Age knows no boundaries to the volunteers at a Walnut Creek-based center for patients with Alzheimer’s disease.

After all, some of those who help at the Respite Center, based at the Contra Costa Jewish Community Center, are in walkers and are older than the clients they’ve come to assist.

“I’d say the average age of our volunteers is 75,” said Marianne Hinckley, senior co-director of the 12-year-old program.

“The volunteers and participants are the same age. It makes it more like a party.”

Keeping a festive atmosphere is the whole idea behind the program, which runs from 10:30 a.m. to 2:30 p.m. Mondays through Saturdays. The center and its volunteers decided that serving people with Alzheimer’s and memory-sapping diseases on the Sabbath was a mitzvah, according to Hinckley. Participants play bingo, sing songs, eat lunch, create artwork and simply socialize while their regular caregivers get a few hours off. The cost ranges from $17 to $23 a day.

Currently, 40 patients attend the program under the supervision of a small, part-time staff and a force of 55 volunteers. The program’s come a long way since its early days, when just five people attended once-a-week sessions.

While most volunteers are members of the CCJCC, the program itself isn’t religious and draws both Jewish and non-Jewish participants.

But its home at the CCJCC is no fluke. According to Hinckley, the notion for the center got a major push when a Jewish couple using a similar program at a nearby Presbyterian church noticed a cross on the wall and wondered why the CCJCC didn’t offer similar services.

Pat Scott of Walnut Creek started bringing her 76-year-old mother, who has Alzheimer’s, to the center last September. “Being a caregiver for someone with dementia is incredibly stressful,” said Scott.

At the center, her mother is “treated with love and dignity,” Scott said. Volunteers “talk to them like there’s no problem, even if the conversations don’t make sense.”

Besides assisting both patients and caregivers, the program also benefits elderly volunteers by giving them the satisfaction of accomplishing a mitzvah.

“They work really hard helping people have a good time, building self-esteem,” said Hinckley.

Though none of the volunteers currently cares for a relative in the program, many know about the ravages of Alzheimer’s.
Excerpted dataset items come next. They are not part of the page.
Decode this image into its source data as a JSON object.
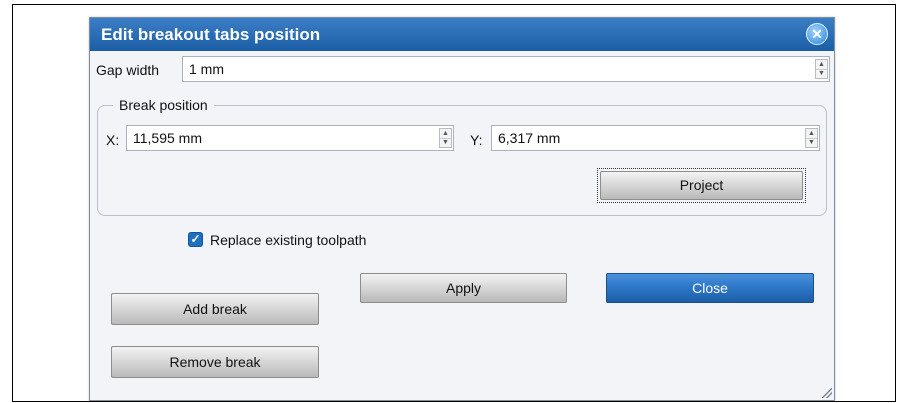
{
  "dialog": {
    "title": "Edit breakout tabs position",
    "close_icon": "close-icon"
  },
  "gap": {
    "label": "Gap width",
    "value": "1 mm"
  },
  "break_position": {
    "group_label": "Break position",
    "x_label": "X:",
    "x_value": "11,595 mm",
    "y_label": "Y:",
    "y_value": "6,317 mm",
    "project_label": "Project"
  },
  "options": {
    "replace_label": "Replace existing toolpath",
    "replace_checked": true
  },
  "buttons": {
    "apply": "Apply",
    "close": "Close",
    "add_break": "Add break",
    "remove_break": "Remove break"
  },
  "colors": {
    "titlebar": "#1c5ea6",
    "primary_button": "#2e78c8",
    "background": "#f2f4f7"
  }
}
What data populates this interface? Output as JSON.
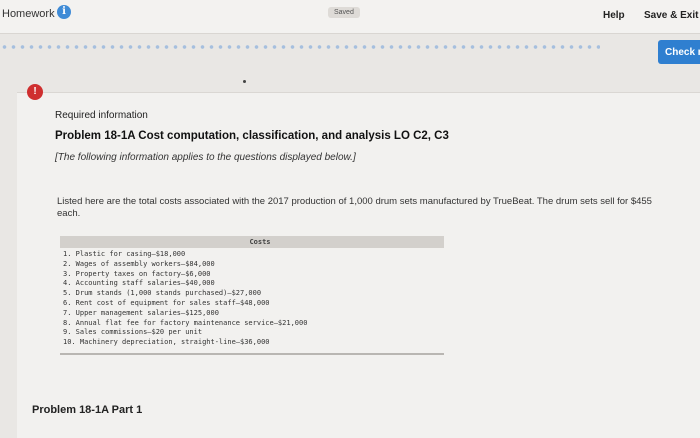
{
  "topbar": {
    "title": "Homework",
    "info_glyph": "i",
    "saved": "Saved",
    "help": "Help",
    "save_exit": "Save & Exit",
    "check": "Check r"
  },
  "alert_glyph": "!",
  "question": {
    "required_info": "Required information",
    "problem_title": "Problem 18-1A Cost computation, classification, and analysis LO C2, C3",
    "applies_note": "[The following information applies to the questions displayed below.]",
    "intro": "Listed here are the total costs associated with the 2017 production of 1,000 drum sets manufactured by TrueBeat. The drum sets sell for $455 each."
  },
  "costs_table": {
    "header": "Costs",
    "items": [
      "1. Plastic for casing—$18,000",
      "2. Wages of assembly workers—$84,000",
      "3. Property taxes on factory—$6,000",
      "4. Accounting staff salaries—$40,000",
      "5. Drum stands (1,000 stands purchased)—$27,000",
      "6. Rent cost of equipment for sales staff—$48,000",
      "7. Upper management salaries—$125,000",
      "8. Annual flat fee for factory maintenance service—$21,000",
      "9. Sales commissions—$20 per unit",
      "10. Machinery depreciation, straight-line—$36,000"
    ]
  },
  "part_title": "Problem 18-1A Part 1",
  "colors": {
    "accent_blue": "#2f7fd0",
    "alert_red": "#cf2f2f",
    "progress_dots": "#8fb2dc"
  },
  "icons": {
    "info": "info-icon",
    "alert": "alert-icon"
  }
}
Some have now-deceased spouses who have had the disease or have out-of-town relatives coping with it.

Rose Barishman, an 87-year-old Walnut Creek resident, figures she’s giving regular caregivers some therapeutic hours of free time. She knows of what she speaks since her husband suffered from hardening of the arteries and memory loss before his death. “I could understand what the caregivers go through,” she said. “After all, it’s a 24-hour-a-day job.
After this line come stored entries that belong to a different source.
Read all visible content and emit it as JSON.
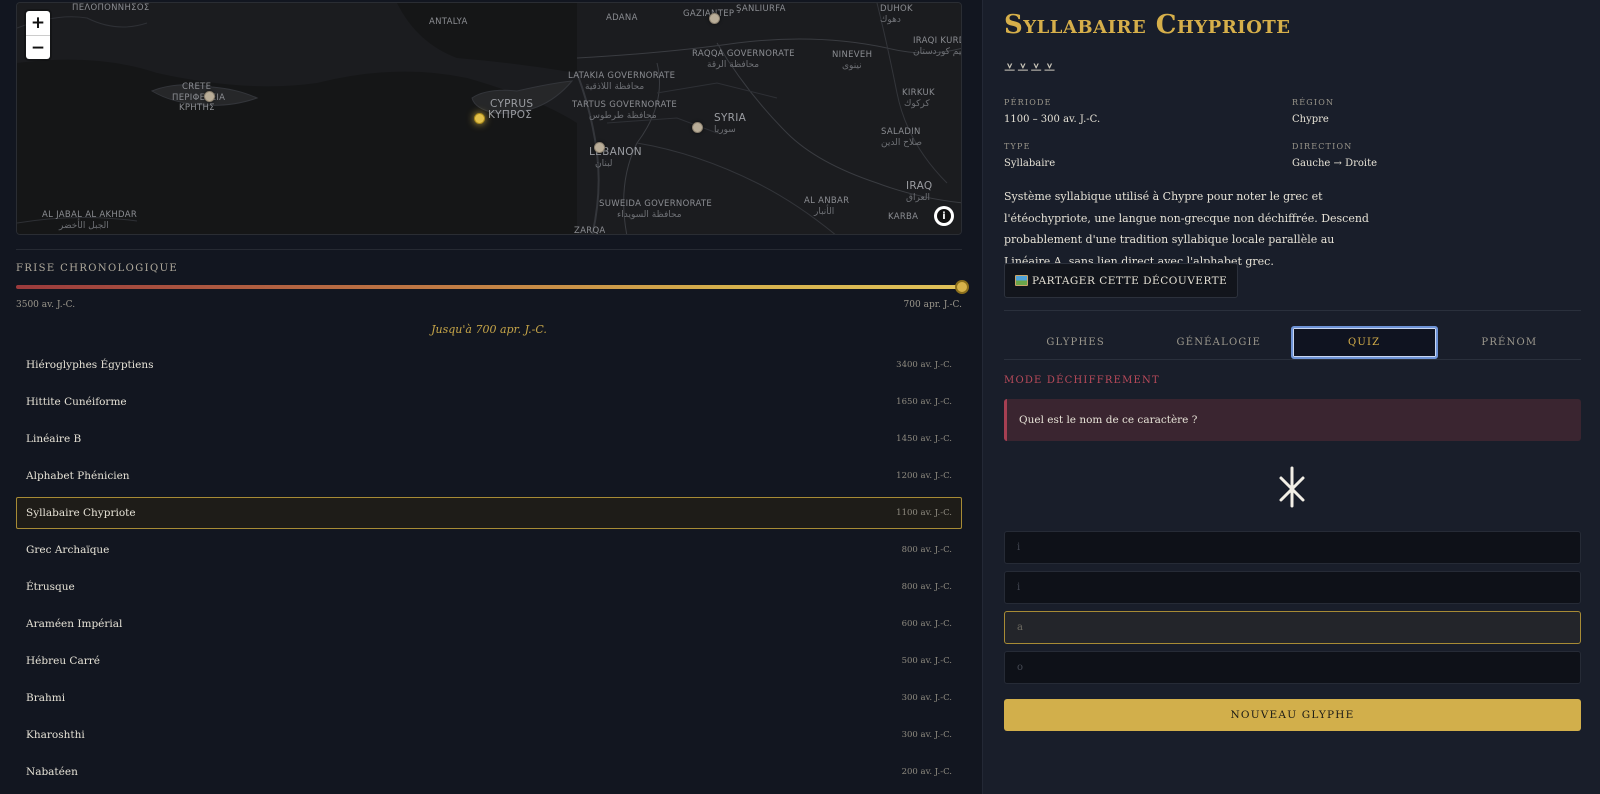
{
  "map": {
    "labels": {
      "pelop": "ΠΕΛΟΠΟΝΝΗΣΟΣ",
      "antalya": "ANTALYA",
      "adana": "ADANA",
      "gaziantep": "GAZIANTEP",
      "sanliurfa": "ŞANLIURFA",
      "duhok": "DUHOK",
      "duhok_ar": "دهوك",
      "raqqa": "RAQQA GOVERNORATE",
      "raqqa_ar": "محافظة الرقة",
      "nineveh": "NINEVEH",
      "nineveh_ar": "نينوى",
      "iraqi_kurd": "IRAQI KURDI",
      "iraqi_kurd_ar": "اقليم كوردستان",
      "crete": "CRETE",
      "crete_gr1": "ΠΕΡΙΦΕΡΕΙΑ",
      "crete_gr2": "ΚΡΗΤΗΣ",
      "cyprus": "CYPRUS",
      "cyprus_gr": "ΚΥΠΡΟΣ",
      "latakia": "LATAKIA GOVERNORATE",
      "latakia_ar": "محافظة اللاذقية",
      "tartus": "TARTUS GOVERNORATE",
      "tartus_ar": "محافظة طرطوس",
      "syria": "SYRIA",
      "syria_ar": "سوريا",
      "kirkuk": "KIRKUK",
      "kirkuk_ar": "كركوك",
      "saladin": "SALADIN",
      "saladin_ar": "صلاح الدين",
      "lebanon": "LEBANON",
      "lebanon_ar": "لبنان",
      "suweida": "SUWEIDA GOVERNORATE",
      "suweida_ar": "محافظة السويداء",
      "al_anbar": "AL ANBAR",
      "al_anbar_ar": "الأنبار",
      "iraq": "IRAQ",
      "iraq_ar": "العراق",
      "karbala": "KARBA",
      "al_jabal": "AL JABAL AL AKHDAR",
      "al_jabal_ar": "الجبل الأخضر",
      "zarqa": "ZARQA"
    },
    "zoom_in": "+",
    "zoom_out": "−",
    "info": "i"
  },
  "timeline": {
    "title": "FRISE CHRONOLOGIQUE",
    "start": "3500 av. J.-C.",
    "end": "700 apr. J.-C.",
    "until": "Jusqu'à 700 apr. J.-C.",
    "position": 1.0
  },
  "scripts": [
    {
      "name": "Hiéroglyphes Égyptiens",
      "date": "3400 av. J.-C."
    },
    {
      "name": "Hittite Cunéiforme",
      "date": "1650 av. J.-C."
    },
    {
      "name": "Linéaire B",
      "date": "1450 av. J.-C."
    },
    {
      "name": "Alphabet Phénicien",
      "date": "1200 av. J.-C."
    },
    {
      "name": "Syllabaire Chypriote",
      "date": "1100 av. J.-C."
    },
    {
      "name": "Grec Archaïque",
      "date": "800 av. J.-C."
    },
    {
      "name": "Étrusque",
      "date": "800 av. J.-C."
    },
    {
      "name": "Araméen Impérial",
      "date": "600 av. J.-C."
    },
    {
      "name": "Hébreu Carré",
      "date": "500 av. J.-C."
    },
    {
      "name": "Brahmi",
      "date": "300 av. J.-C."
    },
    {
      "name": "Kharoshthi",
      "date": "300 av. J.-C."
    },
    {
      "name": "Nabatéen",
      "date": "200 av. J.-C."
    }
  ],
  "selected_script_index": 4,
  "detail": {
    "title": "Syllabaire Chypriote",
    "glyphs": "⩡⩡⩡⩡",
    "period_label": "PÉRIODE",
    "period_value": "1100 – 300 av. J.-C.",
    "region_label": "RÉGION",
    "region_value": "Chypre",
    "type_label": "TYPE",
    "type_value": "Syllabaire",
    "direction_label": "DIRECTION",
    "direction_value": "Gauche → Droite",
    "description": "Système syllabique utilisé à Chypre pour noter le grec et l'étéochypriote, une langue non-grecque non déchiffrée. Descend probablement d'une tradition syllabique locale parallèle au Linéaire A, sans lien direct avec l'alphabet grec.",
    "share_label": "PARTAGER CETTE DÉCOUVERTE"
  },
  "tabs": [
    {
      "label": "GLYPHES"
    },
    {
      "label": "GÉNÉALOGIE"
    },
    {
      "label": "QUIZ"
    },
    {
      "label": "PRÉNOM"
    }
  ],
  "active_tab": 2,
  "quiz": {
    "mode_label": "MODE DÉCHIFFREMENT",
    "question": "Quel est le nom de ce caractère ?",
    "answers": [
      {
        "label": "i"
      },
      {
        "label": "i"
      },
      {
        "label": "a"
      },
      {
        "label": "o"
      }
    ],
    "highlighted_answer": 2,
    "new_glyph_label": "NOUVEAU GLYPHE"
  },
  "colors": {
    "accent_gold": "#d6af4a",
    "quiz_red": "#b94a5a",
    "panel_bg": "#191e2a",
    "page_bg": "#121620"
  }
}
“I do feel good helping as I do.”

She’s concerned for the well-being of the patients as well, stressing the importance of making them feel secure and happy.

“The program is run more or less like a social club,” she said. “We don’t let the participants feel they are much different from what we are. We try to keep up conversations with them.”
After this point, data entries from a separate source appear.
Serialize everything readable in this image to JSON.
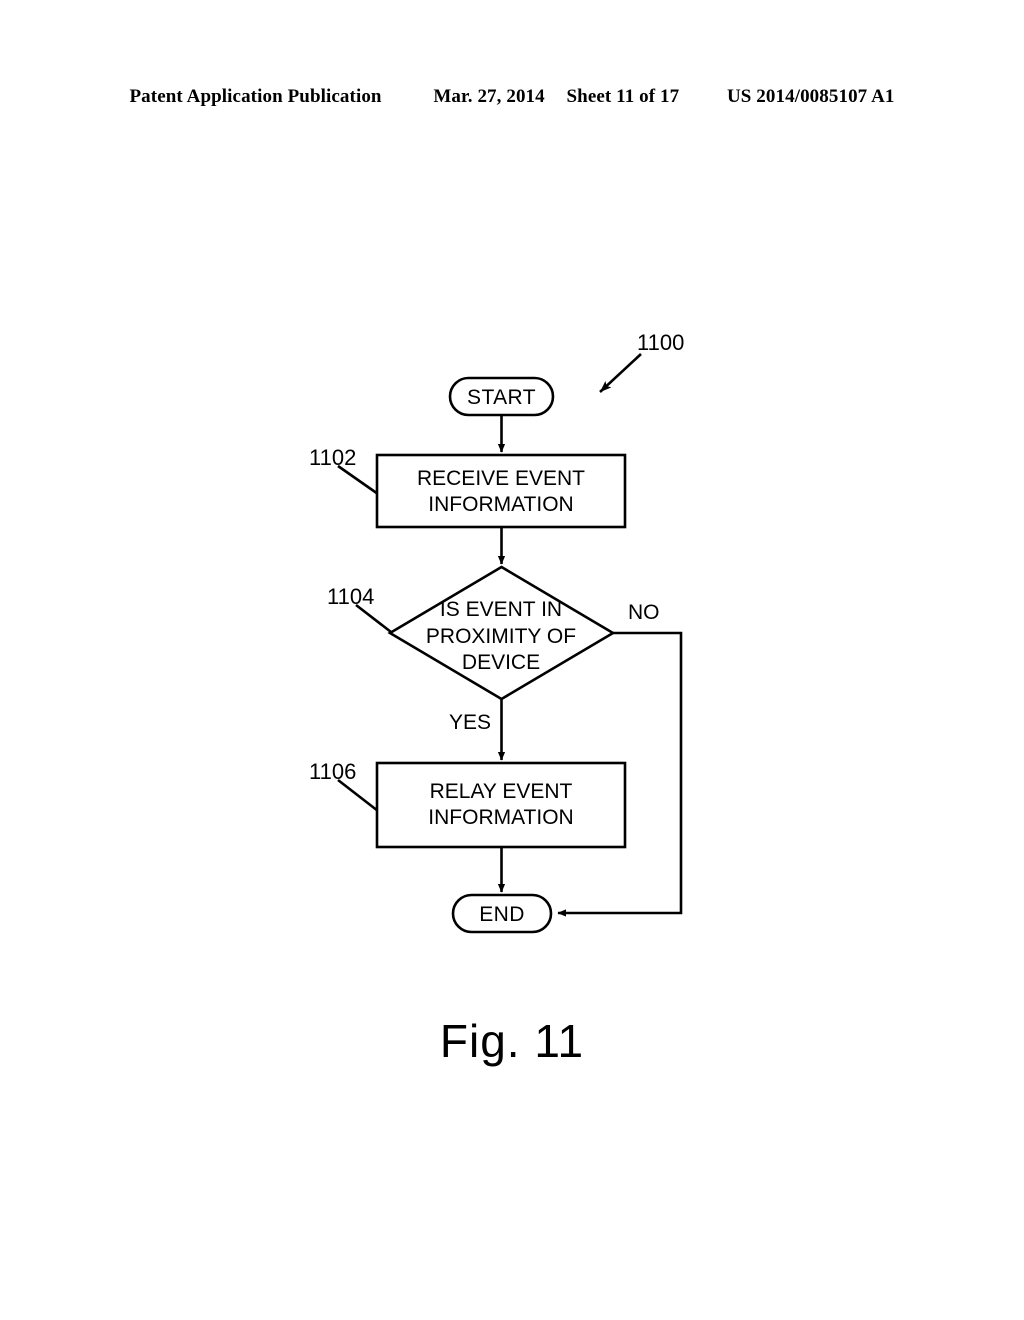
{
  "header": {
    "publication": "Patent Application Publication",
    "date": "Mar. 27, 2014",
    "sheet": "Sheet 11 of 17",
    "patent_number": "US 2014/0085107 A1"
  },
  "figure": {
    "caption": "Fig. 11",
    "diagram_reference": "1100"
  },
  "flowchart": {
    "type": "flowchart",
    "nodes": [
      {
        "id": "start",
        "shape": "terminator",
        "label": "START",
        "ref": null
      },
      {
        "id": "receive",
        "shape": "process",
        "label_line1": "RECEIVE EVENT",
        "label_line2": "INFORMATION",
        "ref": "1102"
      },
      {
        "id": "decision",
        "shape": "decision",
        "label_line1": "IS EVENT IN",
        "label_line2": "PROXIMITY OF",
        "label_line3": "DEVICE",
        "ref": "1104"
      },
      {
        "id": "relay",
        "shape": "process",
        "label_line1": "RELAY EVENT",
        "label_line2": "INFORMATION",
        "ref": "1106"
      },
      {
        "id": "end",
        "shape": "terminator",
        "label": "END",
        "ref": null
      }
    ],
    "edges": [
      {
        "from": "start",
        "to": "receive",
        "label": ""
      },
      {
        "from": "receive",
        "to": "decision",
        "label": ""
      },
      {
        "from": "decision",
        "to": "relay",
        "label": "YES"
      },
      {
        "from": "decision",
        "to": "end",
        "label": "NO"
      },
      {
        "from": "relay",
        "to": "end",
        "label": ""
      }
    ]
  },
  "colors": {
    "ink": "#000000",
    "paper": "#ffffff"
  }
}
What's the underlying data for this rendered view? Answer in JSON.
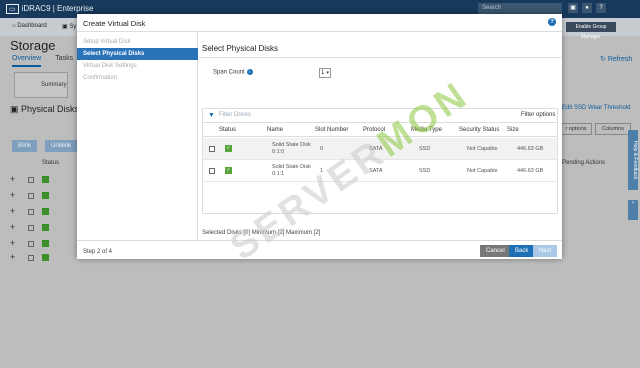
{
  "app": {
    "brand": "iDRAC9 | Enterprise",
    "search_placeholder": "Search",
    "nav": [
      "Dashboard",
      "Sy"
    ],
    "egm_button": "Enable Group Manager",
    "page_title": "Storage",
    "tabs": [
      "Overview",
      "Tasks"
    ],
    "refresh": "Refresh",
    "summary_label": "Summary",
    "physical_disks_title": "Physical Disks",
    "ssd_threshold": "Edit SSD Wear Threshold",
    "buttons": [
      "Blink",
      "Unblink"
    ],
    "filter_options": "r options",
    "columns": "Columns",
    "status_header": "Status",
    "pending_actions": "Pending Actions",
    "help_tab": "Help & Feedback"
  },
  "modal": {
    "title": "Create Virtual Disk",
    "steps": [
      {
        "label": "Setup Virtual Disk",
        "active": false
      },
      {
        "label": "Select Physical Disks",
        "active": true
      },
      {
        "label": "Virtual Disk Settings",
        "active": false
      },
      {
        "label": "Confirmation",
        "active": false
      }
    ],
    "section_title": "Select Physical Disks",
    "span_count_label": "Span Count",
    "span_count_value": "1",
    "filter_placeholder": "Filter Drives",
    "filter_options": "Filter options",
    "columns": [
      "Status",
      "Name",
      "Slot Number",
      "Protocol",
      "Media Type",
      "Security Status",
      "Size"
    ],
    "rows": [
      {
        "name_line1": "Solid State Disk",
        "name_line2": "0:1:0",
        "slot": "0",
        "protocol": "SATA",
        "media": "SSD",
        "security": "Not Capable",
        "size": "446.63 GB"
      },
      {
        "name_line1": "Solid State Disk",
        "name_line2": "0:1:1",
        "slot": "1",
        "protocol": "SATA",
        "media": "SSD",
        "security": "Not Capable",
        "size": "446.63 GB"
      }
    ],
    "selected_disks": "Selected Disks [0] Minimum [2] Maximum [2]",
    "step_count": "Step 2 of 4",
    "cancel": "Cancel",
    "back": "Back",
    "next": "Next"
  },
  "watermark": {
    "part1": "SERVER",
    "part2": "MON"
  }
}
Barishman’s 89-year-old sister, Augusta Sobel, also helps out at the center weekly. Sobel, who had polio as a child, uses a walker. “I can’t really get around to help them, but I do talk to them,” she said. Sobel also plays the piano at the sessions.

“We try to make them feel very much at home.”

Volunteer Eva Hyman, a 62-year-old retired dietitian, figures the time she spends at the center helps the families as much as the participants.

“I thought I wanted to give my time to something that was worthwhile,” said Hyman, a past board member of the CCJCC. “It’s fairly exhausting mentally and physically, but it’s a good tired.”

The routine at the program is intentionally predictable so participants feel comfortable .

Children attending the CCJCC’s preschool regularly stop by for visits. “They call us ‘the seniors,'” said Hyman.

Participants often give the youngsters pictures they’ve colored that correspond to a theme being studied in the preschool.

“We treat the coloring of pictures as a gift to the children,” said Barishman.

At other times during the day, old songs and movies are selected so they’ll be familiar to participants.

“You’d be surprised how many of those clients remember the words to those songs,” Hyman said.